If anyone wants a list of a few trades made in the backtest, please let me know in the comments below.
Risking 4% per trade the system produced a total positive return of 51%, which is equivalent to a compound annual growth rate (CAGR) of 4.21%, while the maximum drawdown was 32.1%. Unlike last month's article, where the results of that strategy exceeded my expectations, this time I have to admit that I'm disappointed. Although the first 5-6 years of the test were very good, the following years produced many losses, which caused that big drawdown. The system does appear to have a positive edge (and in a negative-sum market even breaking even is already good), albeit a small one.
My biggest disappointment comes from the profit factor (although anything above 1 is profitable), not the CAGR, because if I had used hourly candles that alone would have increased the CAGR significantly (and the drawdown a bit as well), because there would be a lot more trades and time to compound the profits.

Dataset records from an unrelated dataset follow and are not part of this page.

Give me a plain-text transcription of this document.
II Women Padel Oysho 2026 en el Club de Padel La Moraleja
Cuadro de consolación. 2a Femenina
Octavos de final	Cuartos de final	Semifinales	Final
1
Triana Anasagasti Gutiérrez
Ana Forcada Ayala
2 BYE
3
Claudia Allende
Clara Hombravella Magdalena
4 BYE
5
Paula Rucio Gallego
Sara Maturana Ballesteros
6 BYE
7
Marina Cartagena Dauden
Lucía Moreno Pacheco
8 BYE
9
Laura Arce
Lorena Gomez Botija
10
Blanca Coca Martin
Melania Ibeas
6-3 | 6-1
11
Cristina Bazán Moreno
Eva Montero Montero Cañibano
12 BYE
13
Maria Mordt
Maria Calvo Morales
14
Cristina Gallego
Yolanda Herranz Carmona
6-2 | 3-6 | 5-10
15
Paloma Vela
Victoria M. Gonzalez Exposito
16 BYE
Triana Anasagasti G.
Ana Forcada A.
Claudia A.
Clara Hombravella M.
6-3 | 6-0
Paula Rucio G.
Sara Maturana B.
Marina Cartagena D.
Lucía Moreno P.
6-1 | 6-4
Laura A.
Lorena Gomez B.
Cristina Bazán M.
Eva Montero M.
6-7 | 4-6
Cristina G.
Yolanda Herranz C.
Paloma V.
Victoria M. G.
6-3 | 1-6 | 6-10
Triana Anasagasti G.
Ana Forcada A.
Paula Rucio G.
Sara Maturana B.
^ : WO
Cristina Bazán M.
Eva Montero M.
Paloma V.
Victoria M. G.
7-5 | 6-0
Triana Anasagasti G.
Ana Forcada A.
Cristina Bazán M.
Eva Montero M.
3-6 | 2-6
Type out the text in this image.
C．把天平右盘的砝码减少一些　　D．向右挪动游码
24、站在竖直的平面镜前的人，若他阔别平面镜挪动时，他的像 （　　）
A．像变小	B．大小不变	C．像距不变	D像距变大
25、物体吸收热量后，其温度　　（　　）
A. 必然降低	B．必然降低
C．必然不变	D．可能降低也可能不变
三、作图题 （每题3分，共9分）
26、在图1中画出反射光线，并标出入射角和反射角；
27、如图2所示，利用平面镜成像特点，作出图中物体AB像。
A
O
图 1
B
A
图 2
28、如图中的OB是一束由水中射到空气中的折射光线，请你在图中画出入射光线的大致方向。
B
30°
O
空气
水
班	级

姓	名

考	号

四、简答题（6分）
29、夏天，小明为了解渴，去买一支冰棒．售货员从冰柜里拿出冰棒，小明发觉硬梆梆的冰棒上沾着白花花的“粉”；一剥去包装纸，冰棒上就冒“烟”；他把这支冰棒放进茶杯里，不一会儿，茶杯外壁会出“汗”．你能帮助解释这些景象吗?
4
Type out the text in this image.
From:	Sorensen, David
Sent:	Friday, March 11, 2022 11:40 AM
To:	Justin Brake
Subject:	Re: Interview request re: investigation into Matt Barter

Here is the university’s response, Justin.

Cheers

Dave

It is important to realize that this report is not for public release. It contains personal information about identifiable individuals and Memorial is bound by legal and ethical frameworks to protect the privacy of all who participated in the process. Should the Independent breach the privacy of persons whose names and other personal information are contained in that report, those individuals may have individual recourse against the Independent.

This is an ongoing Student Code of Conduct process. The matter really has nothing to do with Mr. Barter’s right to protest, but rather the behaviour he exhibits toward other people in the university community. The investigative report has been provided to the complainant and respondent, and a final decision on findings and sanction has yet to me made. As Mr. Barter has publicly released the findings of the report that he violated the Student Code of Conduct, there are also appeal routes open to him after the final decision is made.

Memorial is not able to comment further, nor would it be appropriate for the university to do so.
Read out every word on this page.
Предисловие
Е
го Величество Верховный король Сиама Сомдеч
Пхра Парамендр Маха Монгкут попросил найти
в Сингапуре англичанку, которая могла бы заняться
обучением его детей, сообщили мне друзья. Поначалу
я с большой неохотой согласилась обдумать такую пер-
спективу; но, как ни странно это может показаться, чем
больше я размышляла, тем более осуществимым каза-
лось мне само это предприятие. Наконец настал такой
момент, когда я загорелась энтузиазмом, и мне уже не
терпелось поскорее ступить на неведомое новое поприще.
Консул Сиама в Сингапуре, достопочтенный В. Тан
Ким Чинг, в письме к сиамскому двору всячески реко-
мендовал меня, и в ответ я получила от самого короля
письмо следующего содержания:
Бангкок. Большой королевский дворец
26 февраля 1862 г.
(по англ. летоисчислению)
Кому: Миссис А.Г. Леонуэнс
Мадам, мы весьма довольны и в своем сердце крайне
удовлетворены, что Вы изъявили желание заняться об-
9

► How to further improve the system
Almost at the end of the backtest, I started to realize that placing the stop loss at ATR 10 will, almost certainly, work better than 2 x ATR 10, because there were a few big losses that could have been partially avoided. If we do that we should also reduce the risk per trade to 2%.
I also thought about adding a very long term moving average, possibly 200 SMA, and only open orders in the direction of that MA.
Another filter could be Fibonacci retracements, which would keep us out of a trade if there was an important ration close to the opening price.
All of these improvements could potentially give a boost to the profit factor, I will probably return to this strategy sometime in the future, with further tests.
► Final words and why backtesting is so important
After checking the results, and realizing they were not as good as I expected (I was counting on a profit factor of at least 1.5), I had two options: on one hand I could have described the system (without the backtesting results), saying how well I believed it would work and most people would rate it and congratulate me for such a good strategy; on the other hand, I could include the backtesting, thus admiting, it is not such an amazing system after all (even though it still beats over 95% of the market). But in doing so I'd be providing a much better service to the community, so the right option is obvious.
The lesson here is simple, when you think you have a great idea, test it extensively before trading it in a live account. And if you see a system developed by another trader ask him/her to provide a backtest, because without one you really don't know if what seems as a great strategy is actually that good, or just a way to lose money very fast. No backtest = no strategy.